The Building Advisor | May 26th, 2010
My experience suggests that there are multiple routes to implementing sustainability initiatives in organizations. Christophe and Daniel point to one of the “classic” routes that work for organizations that are more hierarchical in structure. In other types of organizational cultures, this approach may not make a lot of headway. Indeed, in some organizations, metrics, targets and goals are seen as stifling and sustainability changes get accomplished primarily through decentralized personal initiatives. Much work remains to be done to identify the cultural variables and requisite approaches that affect how sustainability becomes rooted in a wide variety of organizations.

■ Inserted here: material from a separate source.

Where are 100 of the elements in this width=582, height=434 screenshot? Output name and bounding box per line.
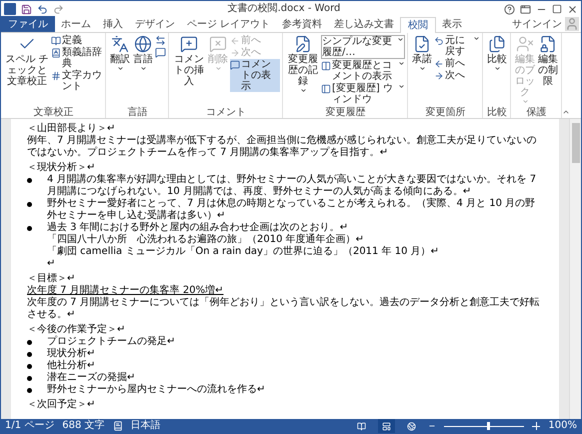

Mike Brown | May 26th, 2010
Sustainability is a most important for objective for all businesses, governments and communities; however, it must be a fully integrated approach, all legs must be equally incorportated; the responsible management of energy, soil, water and all natural resources, environmental, economics and agricultural and food and a fair quality of living for families and communities. And the acievement of these goals and core values must be incentive based and increnmental. And demonstrable individual responsibility is essntial.
Thomas Harding | May 28th, 2010
Related to the “multiple routes” comment above. I have also found that there are different levels of implementation and these multiple routes should al be employed. In order to make the change that becomes the core of your business, there have to be policy-level changes that are clearly back-stopped by upper management, then there also have to be many and continuous grass-roots level opportunities for education, implementation, reward, bragging rights (for action at home for example) etc. It is only when many levels are pursued simultaneously that an organization will begin a true mind-shift.